Montpelier Fire Chief Dail Fritsch holds up a Chinese lantern he found last weekend after a citizen complained about them. In addition to being illegal, Fritsch said they could be dangerous.

MONTPELIER — Montpelier Fire Chief Dail Fritsch warned against the dangers of releasing Chinese lanterns in the village during the village council meeting Monday evening.

A Chinese lantern is made out of thin paper and functions much like a hot air balloon. A candle is placed inside the frame and the hot air lifts the lantern into the air and it floats away.

“Where it comes down, nobody knows,” Fritsch said. “They can come down anywhere.”

Fritsch said these lanterns are illegal in Ohio, but he found around eight of them last weekend, after a concerned citizen reported finding one in his backyard. That citizen brought him eight and Fritsch found another two within a three-block radius.

Fritsch brought several of them to the council meeting and handed them out to the council so they can see what they are like.

“The deal is, when these things land, they’re still lit,” he said. “He was concerned about yards being so dry. It could start the grass burning.”

The lanterns — which he said are often used for memorials — all had some scorch marks where the candle burnt them at some point in flight or after landing.

Fritsch said they could go for miles and expressed concern a couple weeks ago when a lot of hay was out in the fields.

“I had an incident where a guy was selling them at the fair a couple years ago, and I saw them floating down Iuka (Drive),” he said.

Fritsch informed the vendors that they were illegal to light in the state, which he didn’t know.

Councilman Chris Kannel said the vast majority of people probably didn’t know they were illegal.

“I wasn’t there, but a friend told me about a friend of his who tried to light one and the first almost burned the neighbor’s house down and the second almost burned his wife,” he said. “So, they are dangerous for sure.”

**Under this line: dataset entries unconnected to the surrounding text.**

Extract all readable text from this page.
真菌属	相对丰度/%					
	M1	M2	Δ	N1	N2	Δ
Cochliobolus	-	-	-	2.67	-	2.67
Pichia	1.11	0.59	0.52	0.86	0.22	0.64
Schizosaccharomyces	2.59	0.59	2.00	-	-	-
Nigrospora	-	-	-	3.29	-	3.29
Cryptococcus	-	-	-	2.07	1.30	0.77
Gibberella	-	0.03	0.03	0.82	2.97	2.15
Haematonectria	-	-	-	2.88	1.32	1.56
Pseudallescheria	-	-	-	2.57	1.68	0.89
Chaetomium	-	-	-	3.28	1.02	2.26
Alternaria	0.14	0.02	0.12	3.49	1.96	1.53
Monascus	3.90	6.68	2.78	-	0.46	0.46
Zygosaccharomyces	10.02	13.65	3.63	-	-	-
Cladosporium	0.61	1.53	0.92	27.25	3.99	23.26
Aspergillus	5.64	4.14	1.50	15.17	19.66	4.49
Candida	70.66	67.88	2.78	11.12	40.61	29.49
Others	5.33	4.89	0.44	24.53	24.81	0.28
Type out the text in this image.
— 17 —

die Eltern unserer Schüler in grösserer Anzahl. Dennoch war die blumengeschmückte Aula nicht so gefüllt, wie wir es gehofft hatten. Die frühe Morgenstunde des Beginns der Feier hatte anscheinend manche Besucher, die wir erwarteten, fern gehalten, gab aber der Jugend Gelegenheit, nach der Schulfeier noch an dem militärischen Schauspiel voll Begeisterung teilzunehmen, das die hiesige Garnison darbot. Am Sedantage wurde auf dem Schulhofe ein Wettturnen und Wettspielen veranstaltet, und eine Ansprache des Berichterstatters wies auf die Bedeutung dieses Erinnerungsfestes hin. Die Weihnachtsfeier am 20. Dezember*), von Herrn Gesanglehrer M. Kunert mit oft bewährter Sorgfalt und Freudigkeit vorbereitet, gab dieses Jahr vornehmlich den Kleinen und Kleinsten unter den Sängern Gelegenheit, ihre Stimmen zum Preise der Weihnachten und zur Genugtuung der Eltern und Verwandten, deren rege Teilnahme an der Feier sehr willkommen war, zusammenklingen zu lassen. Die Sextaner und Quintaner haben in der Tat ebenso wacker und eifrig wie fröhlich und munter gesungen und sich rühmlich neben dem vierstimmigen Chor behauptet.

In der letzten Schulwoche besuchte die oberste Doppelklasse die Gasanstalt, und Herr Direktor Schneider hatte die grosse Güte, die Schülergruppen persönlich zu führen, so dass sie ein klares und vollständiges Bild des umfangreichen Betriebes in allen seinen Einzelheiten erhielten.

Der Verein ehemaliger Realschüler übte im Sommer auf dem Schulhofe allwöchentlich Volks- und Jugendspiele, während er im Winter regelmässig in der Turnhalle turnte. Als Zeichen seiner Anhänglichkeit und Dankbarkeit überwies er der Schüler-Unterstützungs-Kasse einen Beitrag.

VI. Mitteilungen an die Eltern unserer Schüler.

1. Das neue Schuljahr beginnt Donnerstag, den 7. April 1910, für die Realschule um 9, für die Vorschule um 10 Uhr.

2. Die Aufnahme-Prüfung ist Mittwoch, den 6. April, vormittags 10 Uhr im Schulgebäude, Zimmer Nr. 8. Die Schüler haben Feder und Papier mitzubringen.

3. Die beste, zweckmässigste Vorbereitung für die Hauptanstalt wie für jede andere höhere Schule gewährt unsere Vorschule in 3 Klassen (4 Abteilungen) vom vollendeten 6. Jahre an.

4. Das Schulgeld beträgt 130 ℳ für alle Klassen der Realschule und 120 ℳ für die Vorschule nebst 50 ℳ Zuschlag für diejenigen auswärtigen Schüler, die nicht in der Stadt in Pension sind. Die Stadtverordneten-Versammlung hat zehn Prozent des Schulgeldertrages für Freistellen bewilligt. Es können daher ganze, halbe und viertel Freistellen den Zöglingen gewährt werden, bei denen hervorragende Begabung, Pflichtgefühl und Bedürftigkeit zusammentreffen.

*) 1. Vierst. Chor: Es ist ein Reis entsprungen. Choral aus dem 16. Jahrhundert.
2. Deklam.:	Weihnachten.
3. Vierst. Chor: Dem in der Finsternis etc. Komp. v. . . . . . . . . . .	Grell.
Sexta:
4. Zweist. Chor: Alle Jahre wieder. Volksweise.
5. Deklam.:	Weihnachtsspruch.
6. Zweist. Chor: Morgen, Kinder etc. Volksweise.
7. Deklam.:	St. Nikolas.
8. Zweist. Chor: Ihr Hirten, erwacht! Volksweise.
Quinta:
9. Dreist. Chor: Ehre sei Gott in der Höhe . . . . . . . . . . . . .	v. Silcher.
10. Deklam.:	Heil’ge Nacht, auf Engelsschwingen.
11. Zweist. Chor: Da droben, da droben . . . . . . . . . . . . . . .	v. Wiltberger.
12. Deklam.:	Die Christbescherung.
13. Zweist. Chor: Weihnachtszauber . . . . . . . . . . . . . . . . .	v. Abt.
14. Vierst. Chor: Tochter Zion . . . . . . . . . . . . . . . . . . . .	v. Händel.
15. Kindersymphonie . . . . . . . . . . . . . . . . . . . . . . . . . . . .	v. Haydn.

In other business, council:

• Approved with a 4-0 vote to set trick or trick hours for Oct. 31 from 6-7 p.m. Council members Nate Thompson and Melissa Ewers were absent. The council also voted under recommendation from the economic development committee to prohibit typical public events at Storrer Park on the holiday as social distancing is difficult at those events. Councilman Dan Willis voted against it as he didn’t think it had to do with the committee.

• Approved creating a fund for money from the Coronavirus Aid, Relief and Economic Security Act.

• Received a final copy of the updated employee handbook and had a first reading on it.

• Approved long-term power agreements with Moore Industries and Winzeler Stamping.

• Had a second reading on use of solar and wind power.